To be able to perform the test run, current user account (logged on to Auditor client) must have local Administrator privileges on Auditor server where the executable file is located.

After the test run, you will get a notification message with the exit code. Typical values are as follows:

  • 0 — the response action completed successfully
  • Any other value — the response action was not a success

RECOMMENDED: Apply similar logic if you plan to use custom exit codes in your response action script.

Same exit codes will be returned by response action regular runs.

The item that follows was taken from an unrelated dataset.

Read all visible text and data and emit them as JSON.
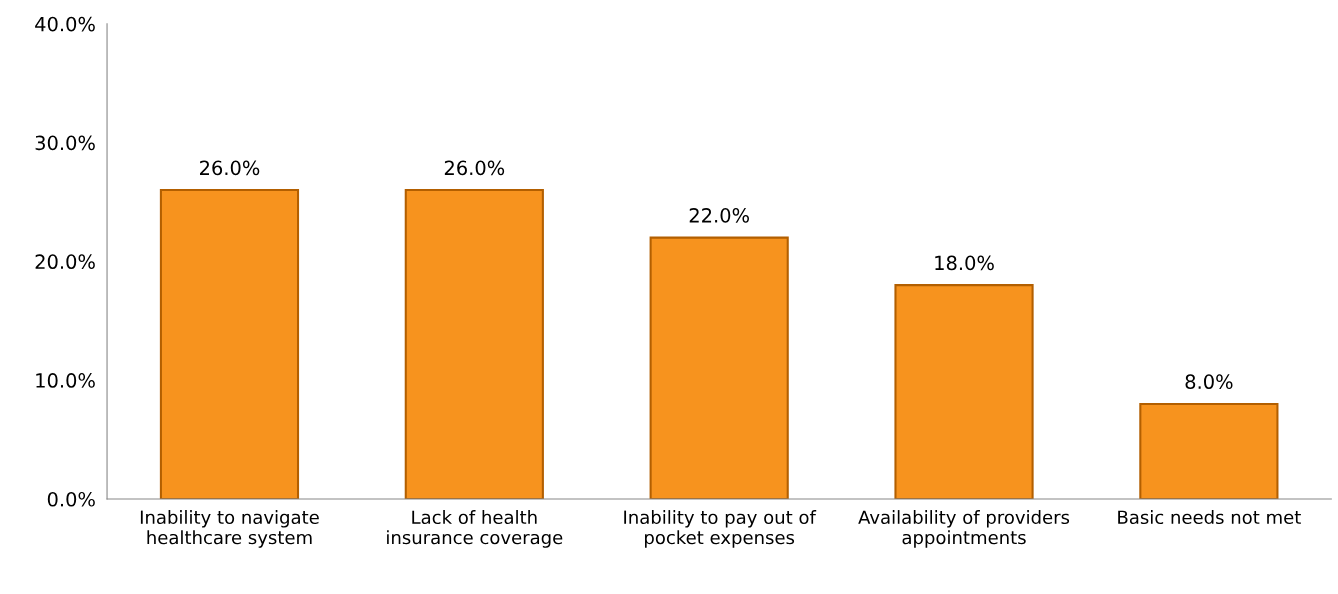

If the action is not a success (exit code is not 0), the program will try to perform response action again (up to 200 times) with increasing time interval.

Write Data to a CSV File

To pass certain activity record fields to the executable file, you can instruct the program to write the fields and their values in a structured way to a CSV file.

Here is an example of a CSV file structure:

csvfile

The number of activity records retrieved per every response action launch will be only limited by user (see below for details). If the number of records associated with the alert exceeds this limit, the program will create multiple CSV files, storing data in chunks.

For example, if there are 50 records associated with the alert (e.g., “Scanning threat is detected on network device” alert), and the number of records for one CSV is set to 10, the program will create 5 CSV files, with 10 records in each chunk. Also notice that the response action will be launched once for every such chunk (5 times in this example), and will retrieve multiple activity records per launch (not more than the specified limit, i.e. 10 records in this example).

A CSV file is named using the timestamp and GUID and stored in the subfolder of Netwrix Auditor working folder (by default, %ProgramData%\Netwrix Auditor\AuditCore\AuditArchive\AlertsToolLauncher\Csv). Note that a CSV file will exist only while the executable file is running – after the execution is completed, the CSV file will be deleted. So if you plan, for example, to obtain some data from that file for further processing, you may need to copy it to a permanent location in a timely manner, e.g., using a script.